A clear message from this review is the growing importance of having a skilled and knowledgeable workforce to deliver good quality long-term care. Problems retaining the existing workforce, combined with the often-substantial unqualified workforce and difficulties recruiting new workers to meet demand, mean there are no straightforward options for policy makers to deliver on this agenda. Investing in the existing workforce must be central to any strategy and in this context, given informal carers provide the majority of care, supporting and upskilling informal carers should be much more central to strategies that seek to improve quality by professionalising the workforce. While comparisons across countries do not reveal a clear direction for policy makers, experiences so far do demonstrate the importance of accompanying policies to professionalise the workforce with a concomitant increase in funding. Without sufficient funding, the experience is that the goals of professionalisation are undermined.

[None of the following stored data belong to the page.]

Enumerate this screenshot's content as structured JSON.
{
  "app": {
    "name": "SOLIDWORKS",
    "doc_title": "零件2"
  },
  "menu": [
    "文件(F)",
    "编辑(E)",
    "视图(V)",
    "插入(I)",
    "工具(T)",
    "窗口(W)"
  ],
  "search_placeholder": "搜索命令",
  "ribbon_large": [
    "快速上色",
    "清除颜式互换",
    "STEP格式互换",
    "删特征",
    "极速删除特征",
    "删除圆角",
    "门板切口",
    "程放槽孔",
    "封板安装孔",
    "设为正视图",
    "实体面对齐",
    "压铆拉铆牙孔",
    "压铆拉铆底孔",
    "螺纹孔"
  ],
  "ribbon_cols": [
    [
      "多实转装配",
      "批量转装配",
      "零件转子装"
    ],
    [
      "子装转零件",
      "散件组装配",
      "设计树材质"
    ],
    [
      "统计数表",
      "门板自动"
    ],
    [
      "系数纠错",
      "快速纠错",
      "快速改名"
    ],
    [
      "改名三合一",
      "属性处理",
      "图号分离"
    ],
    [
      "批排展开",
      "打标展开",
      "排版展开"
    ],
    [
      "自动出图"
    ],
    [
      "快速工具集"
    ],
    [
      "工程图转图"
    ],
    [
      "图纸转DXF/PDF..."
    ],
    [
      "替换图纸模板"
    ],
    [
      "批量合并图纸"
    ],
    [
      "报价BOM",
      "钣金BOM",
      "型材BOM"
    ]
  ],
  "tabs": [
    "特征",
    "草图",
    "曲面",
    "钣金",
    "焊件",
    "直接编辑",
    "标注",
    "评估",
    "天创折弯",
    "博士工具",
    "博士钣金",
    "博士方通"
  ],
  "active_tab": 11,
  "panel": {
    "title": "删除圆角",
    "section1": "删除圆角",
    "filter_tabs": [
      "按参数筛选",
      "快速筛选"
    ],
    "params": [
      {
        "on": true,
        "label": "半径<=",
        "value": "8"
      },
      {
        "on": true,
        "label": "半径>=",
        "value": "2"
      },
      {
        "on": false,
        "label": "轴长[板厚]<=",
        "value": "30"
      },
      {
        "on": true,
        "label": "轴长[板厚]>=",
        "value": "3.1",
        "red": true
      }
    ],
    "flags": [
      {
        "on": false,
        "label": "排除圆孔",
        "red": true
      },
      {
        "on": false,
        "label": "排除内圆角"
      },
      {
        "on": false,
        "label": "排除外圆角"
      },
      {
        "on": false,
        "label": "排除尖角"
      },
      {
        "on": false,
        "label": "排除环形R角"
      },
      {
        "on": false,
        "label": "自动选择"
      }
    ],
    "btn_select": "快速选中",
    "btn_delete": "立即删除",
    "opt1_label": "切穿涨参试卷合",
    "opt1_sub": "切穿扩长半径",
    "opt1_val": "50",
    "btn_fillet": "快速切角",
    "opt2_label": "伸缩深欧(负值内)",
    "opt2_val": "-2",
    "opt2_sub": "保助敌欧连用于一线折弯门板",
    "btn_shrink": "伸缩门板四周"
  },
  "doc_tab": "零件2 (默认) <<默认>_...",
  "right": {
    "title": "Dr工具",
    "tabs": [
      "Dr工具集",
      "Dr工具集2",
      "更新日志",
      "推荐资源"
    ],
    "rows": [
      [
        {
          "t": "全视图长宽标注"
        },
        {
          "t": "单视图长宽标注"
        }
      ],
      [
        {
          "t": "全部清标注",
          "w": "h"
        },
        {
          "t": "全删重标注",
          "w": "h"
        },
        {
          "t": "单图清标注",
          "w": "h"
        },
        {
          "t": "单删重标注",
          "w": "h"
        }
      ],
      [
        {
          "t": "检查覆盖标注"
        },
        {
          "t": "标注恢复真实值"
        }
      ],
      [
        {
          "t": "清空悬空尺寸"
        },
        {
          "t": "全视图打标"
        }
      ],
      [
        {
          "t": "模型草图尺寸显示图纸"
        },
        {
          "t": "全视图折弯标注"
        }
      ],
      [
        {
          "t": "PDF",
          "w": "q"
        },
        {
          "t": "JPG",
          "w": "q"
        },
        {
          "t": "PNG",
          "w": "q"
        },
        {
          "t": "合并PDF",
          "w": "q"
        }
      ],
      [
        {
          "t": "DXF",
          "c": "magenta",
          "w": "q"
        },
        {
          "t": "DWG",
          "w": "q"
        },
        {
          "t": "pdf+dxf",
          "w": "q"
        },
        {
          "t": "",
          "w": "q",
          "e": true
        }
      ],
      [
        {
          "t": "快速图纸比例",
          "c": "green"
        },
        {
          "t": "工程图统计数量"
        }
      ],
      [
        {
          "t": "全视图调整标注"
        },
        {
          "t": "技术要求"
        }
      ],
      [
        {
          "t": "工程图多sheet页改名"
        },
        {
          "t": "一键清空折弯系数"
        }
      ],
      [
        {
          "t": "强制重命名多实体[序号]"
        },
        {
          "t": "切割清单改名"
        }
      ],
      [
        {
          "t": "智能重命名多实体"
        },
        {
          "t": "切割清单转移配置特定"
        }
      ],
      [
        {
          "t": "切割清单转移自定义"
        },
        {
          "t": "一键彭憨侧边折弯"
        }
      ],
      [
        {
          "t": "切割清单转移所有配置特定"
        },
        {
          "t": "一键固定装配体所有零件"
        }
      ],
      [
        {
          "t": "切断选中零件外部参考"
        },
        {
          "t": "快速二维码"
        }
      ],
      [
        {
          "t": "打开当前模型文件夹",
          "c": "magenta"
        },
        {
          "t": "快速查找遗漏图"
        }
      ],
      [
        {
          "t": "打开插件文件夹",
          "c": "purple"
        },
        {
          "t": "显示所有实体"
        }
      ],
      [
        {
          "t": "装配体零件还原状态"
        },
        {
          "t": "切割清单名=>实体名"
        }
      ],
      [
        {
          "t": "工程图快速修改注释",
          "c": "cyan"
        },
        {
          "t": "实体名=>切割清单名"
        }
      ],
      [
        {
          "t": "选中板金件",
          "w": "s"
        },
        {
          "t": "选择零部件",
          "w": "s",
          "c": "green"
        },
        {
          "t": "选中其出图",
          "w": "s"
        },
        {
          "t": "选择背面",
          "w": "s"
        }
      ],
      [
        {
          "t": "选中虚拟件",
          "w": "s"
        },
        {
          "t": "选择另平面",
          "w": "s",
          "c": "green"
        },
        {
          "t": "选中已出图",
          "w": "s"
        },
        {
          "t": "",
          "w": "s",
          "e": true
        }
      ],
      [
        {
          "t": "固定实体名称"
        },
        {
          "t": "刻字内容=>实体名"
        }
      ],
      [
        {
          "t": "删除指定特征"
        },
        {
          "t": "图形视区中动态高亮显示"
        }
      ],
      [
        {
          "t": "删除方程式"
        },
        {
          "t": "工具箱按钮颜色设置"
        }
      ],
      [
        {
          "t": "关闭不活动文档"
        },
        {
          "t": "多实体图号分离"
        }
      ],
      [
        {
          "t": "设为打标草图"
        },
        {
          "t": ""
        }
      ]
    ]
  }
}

This review has identified some limitations in the evidence base. Specifically, there is far less evidence around how quality management systems and voluntary accreditation, oversight of quality, standardisation of care practices, and approaches to public procurement influence the quality of long-term care. We have also been brief in our discussion of the various strategies to improve quality. We could not do justice to the vast literature around many of the topics covered, such as ageing in place, technology and the care workforce. We focused on the evidence for better known and more prevalent services, technologies and issues. It is clear, however, that innovative solutions have a role to play in improving the quality of long-term care and governments a role in promoting innovations that seem promising.
Finally, we want to emphasise the value of comparative research for improving the evidence base and moving debates about improving quality forwards. As we noted in the introduction, a challenge is the lack of both data and consistent data about long-term care quality across countries. In recent years, however, there have been concerted efforts to harmonise measurement of long-term care quality across countries (Hoffmann et al., Reference Hoffmann, Maas, Rodrigues and Bruckmüller2010; OECD/European Commission, 2013; Edvardsson et al., Reference Edvardsson, Baxter, Corneliusson, Anderson, Beeber and Boas2019) – a development that may improve the potential for comparative research. A further problem holding back comparative research is language, with similar forms of care or strategies referred to using different terminology in different parts of the world. This seems to be particularly an issue for more innovative forms of care and was especially evident in the discussion around changing the culture of institutional care. Cultivating opportunities to exchange ideas will be important for overcoming differences in language and building a stronger evidence base for the international long-term care community.